Robotics in Simulated COVID-19 Patient Room for Health Care Worker Effector Tasks: Preliminary, Feasibility Experimentsa
Robotics in Simulated COVID-19 Patient Room for Health Care Worker Effector Tasks: Preliminary, Feasibility Experimentsa
Blog Article
The coronavirus disease 2019 (COVID-19) pandemic has strained health care systems and personal protective equipment (PPE) supplies Stockings globally.We hypothesized that a collaborative robot system could perform health care worker effector tasks inside a simulated intensive care unit (ICU) patient room, which could theoretically reduce both PPE use and severe acute respiratory syndrome coronavirus 2 (SARS-CoV-2) exposures.We planned a prospective proof-of-concept feasibility and design pilot study to test 5 discrete medical tasks in a simulated ICU room of a COVID-19 patient using a collaborative robot: push a button on intravenous pole machine when alert occurs for downstream occlusion, adjust ventilator knob, push button on ICU monitor to silence false alerts, increase oxygen flow on wall-mounted flow meter to allow the patient to walk to the bathroom and back (dial-up and dial-down oxygen flow), and push wall-mounted nurse call button.

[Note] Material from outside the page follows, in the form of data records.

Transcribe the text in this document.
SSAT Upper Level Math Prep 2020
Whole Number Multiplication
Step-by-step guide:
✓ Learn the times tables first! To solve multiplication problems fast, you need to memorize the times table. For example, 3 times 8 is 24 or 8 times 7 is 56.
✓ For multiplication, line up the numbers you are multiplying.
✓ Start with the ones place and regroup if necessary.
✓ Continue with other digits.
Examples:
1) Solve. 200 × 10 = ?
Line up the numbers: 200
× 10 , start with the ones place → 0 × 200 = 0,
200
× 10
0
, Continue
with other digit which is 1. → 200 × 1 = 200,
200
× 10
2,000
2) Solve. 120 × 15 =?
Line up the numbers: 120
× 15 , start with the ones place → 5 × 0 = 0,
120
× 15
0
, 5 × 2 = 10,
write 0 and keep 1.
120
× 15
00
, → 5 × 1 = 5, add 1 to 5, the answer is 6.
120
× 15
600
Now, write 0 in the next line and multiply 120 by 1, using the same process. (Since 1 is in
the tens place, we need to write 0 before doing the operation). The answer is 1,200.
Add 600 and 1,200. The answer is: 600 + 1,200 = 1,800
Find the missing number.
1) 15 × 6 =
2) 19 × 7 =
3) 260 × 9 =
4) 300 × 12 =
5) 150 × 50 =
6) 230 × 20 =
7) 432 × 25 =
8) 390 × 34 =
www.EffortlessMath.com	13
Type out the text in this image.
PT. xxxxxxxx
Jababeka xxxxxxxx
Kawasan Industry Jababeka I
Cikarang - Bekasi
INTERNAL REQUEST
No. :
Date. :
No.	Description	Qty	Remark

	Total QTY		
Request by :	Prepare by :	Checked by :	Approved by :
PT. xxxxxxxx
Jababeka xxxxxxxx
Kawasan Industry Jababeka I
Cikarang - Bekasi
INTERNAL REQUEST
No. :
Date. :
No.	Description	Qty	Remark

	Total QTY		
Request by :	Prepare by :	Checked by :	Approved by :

Feasibility USB Charger was defined as task completion robotically.A training period of 45 minutes to 1 hour was needed to program the system de novo for each task.In less than 30 days, the team completed 5 simple effector task experiments robotically.
Selected collaborative robotic effector tasks appear feasible in a simulated ICU room of the COVID-19 patient.Theoretically, this robotic approach could reduce PPE use and staff SARS-CoV-2 exposure.It requires future validation and health care worker learning similar to other ICU device training.